US Air Force Special Operations Command has received its first Lockheed Martin AC-130J Ghostrider gunship ahead of operational testing that is due to start later this year.

The aircraft arrived at Hurlburt Field in Florida last week and is now assigned to the 1st Special Operations Group’s second detachment for the flight trials.

It is just the second Ghostrider to be produced, and does not have the 105mm cannon that will feature on every future AC-130J starting with the third aircraft.
It does, however, carry the medium-calibre 30mm gun and a “precision strike package” consisting of guided munitions like the Boeing Small Diameter Bomb and Raytheon Griffin. It will eventually employ the Lockheed Martin Hellfire missile.
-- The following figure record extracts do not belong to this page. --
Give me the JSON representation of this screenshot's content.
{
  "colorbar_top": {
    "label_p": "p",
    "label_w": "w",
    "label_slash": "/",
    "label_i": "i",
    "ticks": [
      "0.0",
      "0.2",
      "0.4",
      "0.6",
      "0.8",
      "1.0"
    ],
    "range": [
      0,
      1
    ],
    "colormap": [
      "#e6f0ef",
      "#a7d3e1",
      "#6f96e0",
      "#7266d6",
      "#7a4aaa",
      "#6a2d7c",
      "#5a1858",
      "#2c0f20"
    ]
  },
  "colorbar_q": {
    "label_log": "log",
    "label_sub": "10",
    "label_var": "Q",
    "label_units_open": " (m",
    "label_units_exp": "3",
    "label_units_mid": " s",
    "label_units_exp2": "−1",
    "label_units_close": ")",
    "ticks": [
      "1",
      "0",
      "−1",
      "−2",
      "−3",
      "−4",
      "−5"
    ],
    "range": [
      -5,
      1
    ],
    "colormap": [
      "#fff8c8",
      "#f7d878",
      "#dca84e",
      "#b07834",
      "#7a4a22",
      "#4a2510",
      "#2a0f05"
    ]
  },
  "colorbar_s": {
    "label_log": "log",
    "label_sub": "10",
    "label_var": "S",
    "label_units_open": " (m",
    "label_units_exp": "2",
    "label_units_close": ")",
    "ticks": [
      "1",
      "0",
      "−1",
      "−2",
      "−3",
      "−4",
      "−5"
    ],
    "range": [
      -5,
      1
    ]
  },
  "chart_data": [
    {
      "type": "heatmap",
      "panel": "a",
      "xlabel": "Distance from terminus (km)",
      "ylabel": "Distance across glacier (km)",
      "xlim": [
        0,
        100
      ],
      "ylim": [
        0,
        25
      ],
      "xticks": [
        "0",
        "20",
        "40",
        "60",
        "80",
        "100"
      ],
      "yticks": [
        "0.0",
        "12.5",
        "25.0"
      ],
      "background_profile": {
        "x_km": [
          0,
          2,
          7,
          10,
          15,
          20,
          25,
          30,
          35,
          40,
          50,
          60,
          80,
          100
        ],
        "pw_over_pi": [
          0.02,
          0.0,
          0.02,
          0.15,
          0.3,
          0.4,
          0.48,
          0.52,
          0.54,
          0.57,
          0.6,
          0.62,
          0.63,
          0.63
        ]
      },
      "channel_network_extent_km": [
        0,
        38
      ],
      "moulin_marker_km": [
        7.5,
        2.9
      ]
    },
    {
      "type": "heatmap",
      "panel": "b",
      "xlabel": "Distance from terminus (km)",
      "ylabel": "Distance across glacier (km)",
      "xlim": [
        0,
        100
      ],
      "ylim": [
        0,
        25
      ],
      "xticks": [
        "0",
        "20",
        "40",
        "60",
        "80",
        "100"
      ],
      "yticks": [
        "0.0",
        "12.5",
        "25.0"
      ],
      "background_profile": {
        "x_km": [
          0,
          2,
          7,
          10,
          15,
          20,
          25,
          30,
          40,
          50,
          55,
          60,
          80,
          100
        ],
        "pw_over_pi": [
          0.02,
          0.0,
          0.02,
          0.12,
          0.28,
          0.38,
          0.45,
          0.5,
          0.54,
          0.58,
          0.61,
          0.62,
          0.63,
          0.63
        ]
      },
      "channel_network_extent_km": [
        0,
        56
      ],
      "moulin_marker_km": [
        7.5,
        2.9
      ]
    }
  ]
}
AC-130J is derived from the MC-130J Commando II tanker-transport type, designed to replace 37 legacy AC-130 Spectre, Spooky and Stinger II gunships with a commensurate number of aircraft in a single configuration.

The J-model has more powerful and fuel-efficient Rolls-Royce AE 2100 turboprop engines compared to the Allison T56s on the older models, allowing the special forces operators to “fly higher, further and quieter,” according to one official quoted in a AFSOC press statement.


US Air Force

Lt Col Brett DeAngelis, the group’s commander, says the aircraft will be put through its paces in a simulated combat environment to find any issues not picked up during developmental testing at Eglin AFB.

“Now that we know the equipment works when we turn it on, it’s our task to determine the best way to employ our newest asset,” he says. “While we still have initial operational testing in front of us to accomplish, it will now be done by aircrews selected for their combat expertise, instead of their testing background.”

The Ghostrider programme aims to achieve initial operational capability in 2018 and retire the last legacy gunship in 2022, according to AFSOC.
Aircraft No. 3, with the 105mm cannon, is expected to be ready in 2016.

The first prototype is reportedly still grounded at Eglin AFB after a mishap in April. It first flew in January 2014.